The number of visits people have been making to the emergency department at the Humboldt District Hospital (HDH) has definitely gone up in the past year.
The hospital's fiscal year runs from April 1 to the end of March, explained Eric Sarauer, the interim site manager for the HDH.
In the 2009 fiscal year, there were about 9,000 emergency room visits. It was the same for the 2010 fiscal year, ending March 31, 2011.
However, between April 1, 2011 and December 31, 2011, people had already made 8,492 visits to the HDH emergency room, with three months left to go in the fiscal year.
"It's a significant increase, for sure," Sarauer said.
Going back beyond 2009, 2008's numbers were around 8,500 emergency room (ER) visits in 12 months, so the numbers were more or less consistent.
"It's changed very little until this year," Sarauer noted.
It's clear that more people are visiting the emergency room. What's a little more murky is the reason for it.
Sarauer was unable to point to one root cause of the rise, or even several concrete reasons. With only the numbers to use, it's very difficult to determine why this has been happening.
"The population increase over this time has got to be part of it," Sarauer said, noting that while the number of actual residents in the area has increased, so has likely the transient population.
Sarauer also suspects it has something to do with the increase in activity in the area, including construction projects in Humboldt, and the work that has been going on at the site of the proposed BHP Billiton mine near Jansen and LeRoy.
"Business in general is booming," Sarauer said.
Sarauer also suggested that Humboldt has been the recipient of more patients in their emergency room because of issues at other rural facilities in this part of the province.
Emergency rooms in Wynyard and Wadena, for instance, have been on bypass, opening only on alternate weeks, due to a lack of physicians.

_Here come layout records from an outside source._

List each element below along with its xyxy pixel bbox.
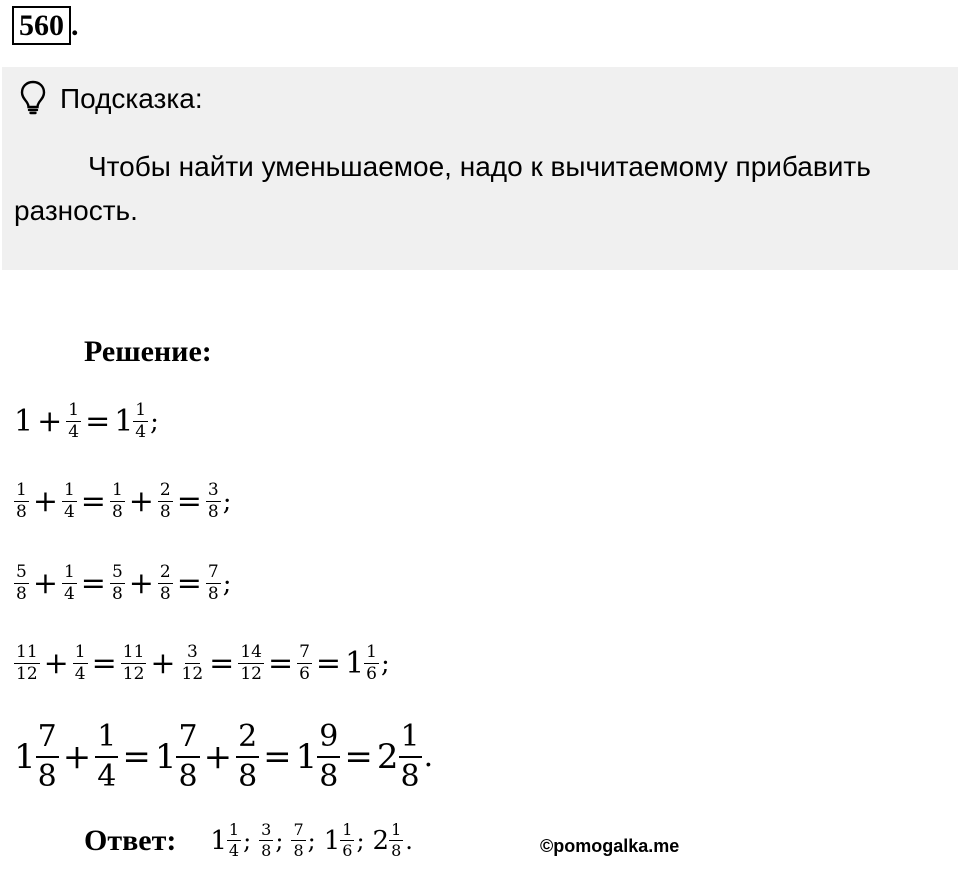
numerator: 1 xyxy=(14,480,29,502)
denominator: 8 xyxy=(16,502,27,523)
denominator: 8 xyxy=(319,758,339,794)
punctuation: ; xyxy=(243,826,252,855)
exercise-number xyxy=(12,6,79,45)
solution-line-3 xyxy=(14,562,231,606)
numerator: 11 xyxy=(14,642,40,664)
fraction xyxy=(110,480,125,524)
denominator: 8 xyxy=(207,502,219,523)
denominator: 8 xyxy=(207,584,219,605)
operator: + xyxy=(128,566,154,602)
numerator: 1 xyxy=(399,718,422,758)
denominator: 8 xyxy=(37,758,57,794)
fraction xyxy=(158,562,173,606)
solution-title: Решение: xyxy=(84,335,212,368)
numerator: 2 xyxy=(158,562,173,584)
operator: + xyxy=(32,484,58,520)
operator: = xyxy=(176,566,202,602)
whole-number: 1 xyxy=(14,404,34,440)
fraction xyxy=(389,820,403,861)
fraction xyxy=(73,642,88,686)
denominator: 12 xyxy=(122,664,145,685)
denominator: 8 xyxy=(261,841,272,860)
operator: = xyxy=(263,736,292,777)
operator: + xyxy=(43,646,69,682)
fraction xyxy=(95,718,118,795)
whole-number: 1 xyxy=(345,646,365,682)
fraction xyxy=(14,480,29,524)
fraction xyxy=(259,820,273,861)
fraction xyxy=(180,642,206,686)
exercise-number-dot: . xyxy=(71,9,79,42)
numerator: 3 xyxy=(206,480,221,502)
numerator: 1 xyxy=(342,820,353,839)
numerator: 9 xyxy=(317,718,340,758)
fraction xyxy=(238,642,264,686)
numerator: 5 xyxy=(14,562,29,584)
denominator: 8 xyxy=(159,502,171,523)
operator: = xyxy=(85,404,111,440)
denominator: 8 xyxy=(16,584,27,605)
lightbulb-icon xyxy=(18,79,48,119)
denominator: 8 xyxy=(400,758,420,794)
denominator: 4 xyxy=(63,502,75,523)
numerator: 1 xyxy=(228,820,240,839)
fraction xyxy=(317,718,340,795)
numerator: 7 xyxy=(36,718,59,758)
denominator: 12 xyxy=(240,664,262,685)
numerator: 14 xyxy=(238,642,264,664)
fraction xyxy=(291,820,305,861)
numerator: 1 xyxy=(364,642,379,664)
denominator: 8 xyxy=(111,502,123,523)
numerator: 7 xyxy=(297,642,312,664)
operator: = xyxy=(122,736,151,777)
whole-number: 1 xyxy=(14,736,36,777)
operator: + xyxy=(150,646,176,682)
fraction xyxy=(364,642,379,686)
punctuation: ; xyxy=(222,486,232,517)
fraction xyxy=(399,718,422,795)
numerator: 1 xyxy=(95,718,118,758)
operator: = xyxy=(80,566,106,602)
denominator: 8 xyxy=(391,841,402,860)
denominator: 6 xyxy=(342,841,353,860)
numerator: 3 xyxy=(261,820,272,839)
solution-line-2 xyxy=(14,480,231,524)
fraction xyxy=(62,562,77,606)
watermark: ©pomogalka.me xyxy=(540,836,680,856)
denominator: 4 xyxy=(228,841,240,860)
fraction xyxy=(176,718,199,795)
fraction xyxy=(66,400,81,444)
operator: = xyxy=(209,646,235,682)
punctuation: . xyxy=(423,739,434,774)
operator: + xyxy=(37,404,63,440)
punctuation: . xyxy=(405,826,413,855)
whole-number: 2 xyxy=(372,825,390,856)
punctuation: ; xyxy=(222,568,232,599)
numerator: 3 xyxy=(185,642,200,664)
operator: = xyxy=(176,484,202,520)
punctuation: ; xyxy=(380,648,390,679)
denominator: 6 xyxy=(299,664,310,685)
denominator: 8 xyxy=(293,841,304,860)
numerator: 7 xyxy=(293,820,304,839)
hint-text: Чтобы найти уменьшаемое, надо к вычитаемому прибавить разность. xyxy=(14,151,871,226)
hint-title: Подсказка: xyxy=(60,83,203,114)
operator: = xyxy=(80,484,106,520)
answer-row xyxy=(84,820,421,861)
whole-number: 1 xyxy=(154,736,177,777)
answer-label: Ответ: xyxy=(84,823,177,857)
punctuation: ; xyxy=(275,826,284,855)
numerator: 1 xyxy=(73,642,88,664)
punctuation: ; xyxy=(150,406,159,437)
numerator: 1 xyxy=(66,400,81,422)
hint-header xyxy=(18,81,203,117)
fraction xyxy=(14,562,29,606)
punctuation: ; xyxy=(356,826,365,855)
denominator: 4 xyxy=(135,422,147,443)
numerator: 1 xyxy=(62,480,77,502)
fraction xyxy=(110,562,125,606)
fraction xyxy=(121,642,147,686)
answer-values xyxy=(210,820,421,861)
punctuation: ; xyxy=(307,826,316,855)
denominator: 12 xyxy=(181,664,204,685)
fraction xyxy=(236,718,259,795)
solution-line-5 xyxy=(14,718,433,795)
denominator: 8 xyxy=(238,758,258,794)
hint-panel xyxy=(2,67,958,270)
whole-number: 1 xyxy=(295,736,318,777)
operator: + xyxy=(32,566,58,602)
operator: + xyxy=(62,736,92,777)
denominator: 8 xyxy=(111,584,123,605)
numerator: 2 xyxy=(158,480,173,502)
denominator: 12 xyxy=(16,664,38,685)
numerator: 1 xyxy=(133,400,148,422)
fraction xyxy=(158,480,173,524)
numerator: 5 xyxy=(110,562,125,584)
whole-number: 1 xyxy=(210,825,227,856)
numerator: 11 xyxy=(121,642,147,664)
fraction xyxy=(14,642,40,686)
numerator: 7 xyxy=(206,562,221,584)
denominator: 6 xyxy=(366,664,377,685)
whole-number: 1 xyxy=(323,825,341,856)
operator: = xyxy=(91,646,117,682)
whole-number: 2 xyxy=(376,736,399,777)
solution-line-4 xyxy=(14,642,390,686)
fraction xyxy=(206,562,221,606)
fraction xyxy=(297,642,312,686)
operator: = xyxy=(267,646,294,682)
fraction xyxy=(62,480,77,524)
operator: = xyxy=(344,736,373,777)
denominator: 8 xyxy=(159,584,171,605)
fraction xyxy=(133,400,148,444)
whole-number: 1 xyxy=(114,404,134,440)
denominator: 4 xyxy=(97,758,117,794)
denominator: 4 xyxy=(74,664,86,685)
exercise-number-box: 560 xyxy=(12,6,71,45)
denominator: 4 xyxy=(68,422,80,443)
fraction xyxy=(36,718,59,795)
fraction xyxy=(340,820,354,861)
fraction xyxy=(206,480,221,524)
numerator: 1 xyxy=(62,562,77,584)
fraction xyxy=(227,820,241,861)
denominator: 4 xyxy=(63,584,75,605)
numerator: 1 xyxy=(391,820,402,839)
operator: = xyxy=(315,646,342,682)
numerator: 1 xyxy=(110,480,125,502)
denominator: 8 xyxy=(178,758,198,794)
solution-line-1 xyxy=(14,400,159,444)
numerator: 7 xyxy=(176,718,199,758)
numerator: 2 xyxy=(236,718,259,758)
operator: + xyxy=(203,736,233,777)
operator: + xyxy=(128,484,154,520)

"People are coming here for service instead of Saskatoon or other alternatives," he said. "That could be a part of it. It's really hard to pin-point (the exact cause)."
Management at the HDH has been tracking this increase in activity through monthly reports.
"It's a bit of a surprise it's (come) up as much as it has," Sarauer said.
These numbers will be "important information come budget time, which is coming up," Sarauer noted, and will help them plan for future needs.
The major impact of this increase in visits has been felt by the doctors, Sarauer indicated.
"We know that when the ER is busy, the doctor on call would spend more time there, instead of going back to the clinic and seeing more of their own patients," he said.
The number of doctors practising in Humboldt has dropped back to seven, after rising to eight late last year, with one doctor going on an indefinite leave.
Seven is too few to handle the large patient load in this area, and the shortage has resulted in long waiting lists for appointments at the Humboldt Clinic, though doctors are working long hours at the clinic, in addition to covering 24-hour on-call shifts at the HDH emergency room.
The emergency room at the HDH is open 24 hours per day, and is staffed with nurses. Doctors are on-call.
The doctors themselves, the Saskatoon Health Region, and a doctor recruitment and retention team in Humboldt has been working on getting more physicians into the community to relieve the pressure on these seven physicians, and they are hoping to have more doctors start working in Humboldt this year.